Article ID: | iaor20135098 |
Volume: | 19 |
Issue: | 1 |
Start Page Number: | 78 |
End Page Number: | 95 |
Publication Date: | Nov 2014 |
Journal: | International Journal of Operational Research |
Authors: | Ramanath Kasturi, Lakshmi K |
Keywords: | call centres, M/G/1 queues |
This paper has been motivated by the interactive voice response system (IVRS). This system has now become a common phenomenon in our everyday life. In this paper, we consider a Poisson arrival queueing system with a single server and two essential phases of heterogeneous service. The customer who completes the first phase has a choice of k‐options to choose for the second phase of service.
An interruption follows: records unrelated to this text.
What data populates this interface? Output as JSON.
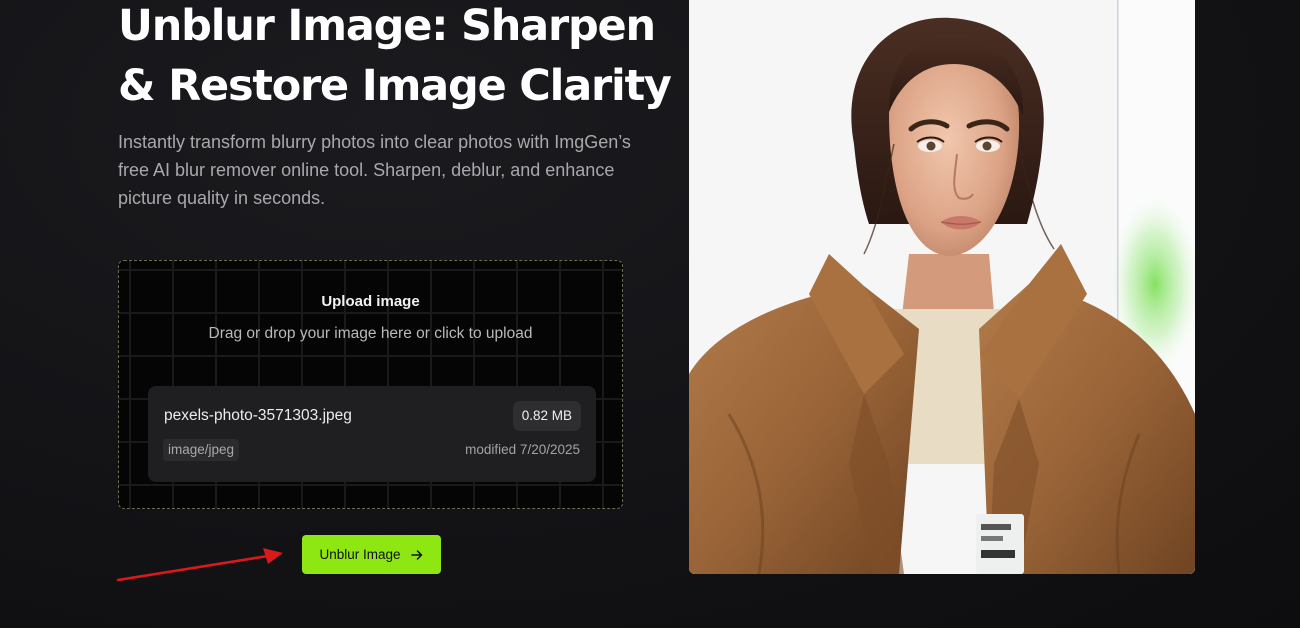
{
  "hero": {
    "title_line1": "Unblur Image: Sharpen",
    "title_line2": "& Restore Image Clarity",
    "subtitle": "Instantly transform blurry photos into clear photos with ImgGen’s free AI blur remover online tool. Sharpen, deblur, and enhance picture quality in seconds."
  },
  "upload": {
    "title": "Upload image",
    "hint": "Drag or drop your image here or click to upload",
    "file": {
      "name": "pexels-photo-3571303.jpeg",
      "size": "0.82 MB",
      "type": "image/jpeg",
      "modified": "modified 7/20/2025"
    }
  },
  "cta": {
    "label": "Unblur Image",
    "icon": "arrow-right-icon"
  },
  "annotation": {
    "icon": "red-arrow-icon"
  },
  "preview": {
    "image": "portrait-photo"
  },
  "colors": {
    "background": "#131316",
    "accent": "#8ee612",
    "annotation": "#d9191c",
    "card": "#1f1f21",
    "muted_text": "#a8a8ad"
  }
}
The customer, who finds the server busy upon arrival, can either join the orbit or he/she can leave the system. After completion of both phases, the customer can decide to try again for service by joining the orbit or he/she can leave the system. The server is subject to sudden breakdowns and repairs. We assume that the breakdowns of the system can occur even when the system is idle. By using the supplementary variables technique, we have obtained the steady state probability generating functions of the orbit size and the system size. We obtain a stochastic decomposition law for the system. We present numerical results to illustrate the sensitivity of the system. We obtain some useful performance measures of the system.